I am not advocating an seraphic quality for the entire Ummat, such that no individual has committed any sin, nor do I intend defending unjust kings, the perverse masses, the misguided Ulama and the „sufi -tradesmen‟. However I am protesting against Maududi‟s logic in so far as his conclusion that this Ummat has collectively become a representative of jaahiliyyah instead of Islaam. According to him Islaam has become a handmaid and only a handful of individuals are practising true Islaam. He states: “These two factors were not sufficient for the original aim of sending the Ambiyaa (alaihimus salaam). Nor was it sufficient that control be in the hands of the jaahiliyyah while Islaam assumes a secondary status, nor that some individuals here and some there be practical Muslims and that the combination of Islaam and jaahiliyyah be spread in the society. Hence there was a need and still is in every age for such powerful personalities, groups and institutions which could alter the damaged pace of life and revert it to Islaam.” [Tajdeed Wa Ahyaa-e-Deen, page 42]
Maududi is openly stating that after a mere quarter century from the time of Rasulullaah‟s (sallAllaahu alaihi wasallam) demise, the whole Ummat forgot the aim of prophethood.
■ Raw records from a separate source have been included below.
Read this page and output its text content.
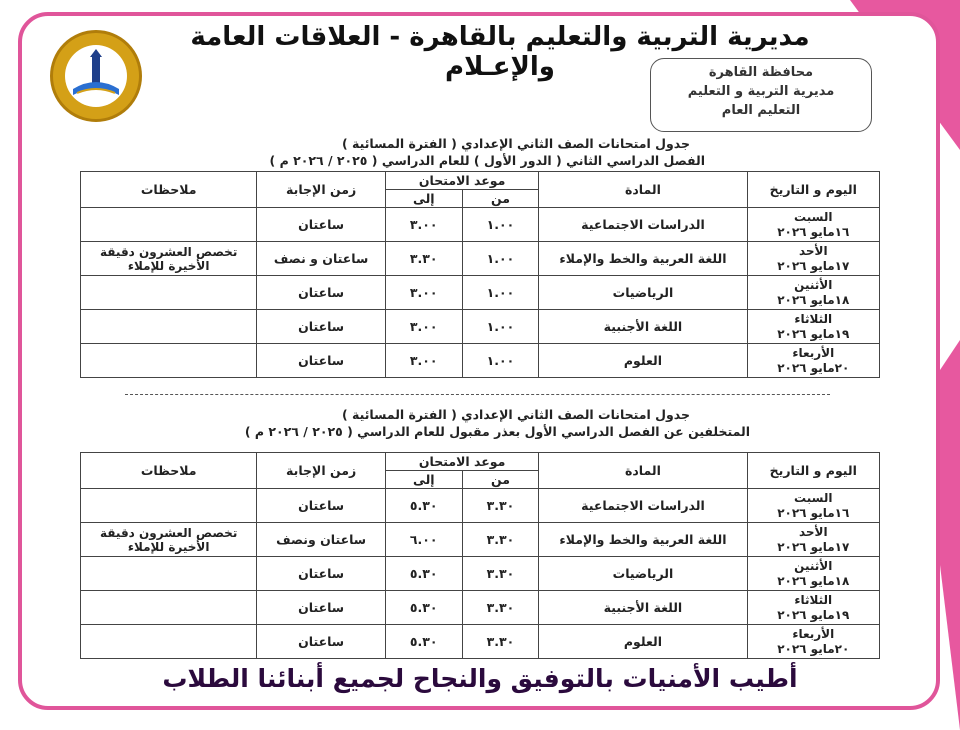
مديرية التربية والتعليم بالقاهرة - العلاقات العامة والإعـلام	محافظة القاهرة
مديرية التربية و التعليم
التعليم العام
جدول امتحانات الصف الثاني الإعدادي ( الفترة المسائية )
الفصل الدراسي الثاني ( الدور الأول ) للعام الدراسي ( ٢٠٢٥ / ٢٠٢٦ م )
اليوم و التاريخ	المادة	موعد الامتحان		زمن الإجابة	ملاحظات
		من	إلى		

السبت
١٦مايو ٢٠٢٦	الدراسات الاجتماعية	١.٠٠	٣.٠٠	ساعتان	

الأحد
١٧مايو ٢٠٢٦	اللغة العربية والخط والإملاء	١.٠٠	٣.٣٠	ساعتان و نصف	تخصص العشرون دقيقة الأخيرة للإملاء

الأثنين
١٨مايو ٢٠٢٦	الرياضيات	١.٠٠	٣.٠٠	ساعتان	

الثلاثاء
١٩مايو ٢٠٢٦	اللغة الأجنبية	١.٠٠	٣.٠٠	ساعتان	

الأربعاء
٢٠مايو ٢٠٢٦	العلوم	١.٠٠	٣.٠٠	ساعتان	
جدول امتحانات الصف الثاني الإعدادي ( الفترة المسائية )
المتخلفين عن الفصل الدراسي الأول بعذر مقبول للعام الدراسي ( ٢٠٢٥ / ٢٠٢٦ م )
اليوم و التاريخ	المادة	موعد الامتحان		زمن الإجابة	ملاحظات
		من	إلى		

السبت
١٦مايو ٢٠٢٦	الدراسات الاجتماعية	٣.٣٠	٥.٣٠	ساعتان	

الأحد
١٧مايو ٢٠٢٦	اللغة العربية والخط والإملاء	٣.٣٠	٦.٠٠	ساعتان ونصف	تخصص العشرون دقيقة الأخيرة للإملاء

الأثنين
١٨مايو ٢٠٢٦	الرياضيات	٣.٣٠	٥.٣٠	ساعتان	

الثلاثاء
١٩مايو ٢٠٢٦	اللغة الأجنبية	٣.٣٠	٥.٣٠	ساعتان	

الأربعاء
٢٠مايو ٢٠٢٦	العلوم	٣.٣٠	٥.٣٠	ساعتان	
أطيب الأمنيات بالتوفيق والنجاح لجميع أبنائنا الطلاب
This is a crime of such magnitude that it gives the whole Ummat and its elders the status of the worst criminals. Therefore either one of two things are incorrect; either Maududi fails to understand the duty of the Messengers, or his opinion regarding the Ummat is incorrect. By portraying the Sahaabah, Tabieen and the elders of the Ummat as criminals before the new generation, he has been unfair to the Ummat and unjust in his opinion. To cause the new generation to despise the predecessors is not an achievement worthy of Maududi‟s pen. The Shiahs, Rawaafidh, etc. have been executing this task from before. In present times the Qadianis, Chakralwis, Parwezis and Communists have taken up the same function. Whoever wishes to build the foundation for a new ideology must firstly collide with the predecessors. Unfortunately Maududi‟s swift pen has achieved the same result.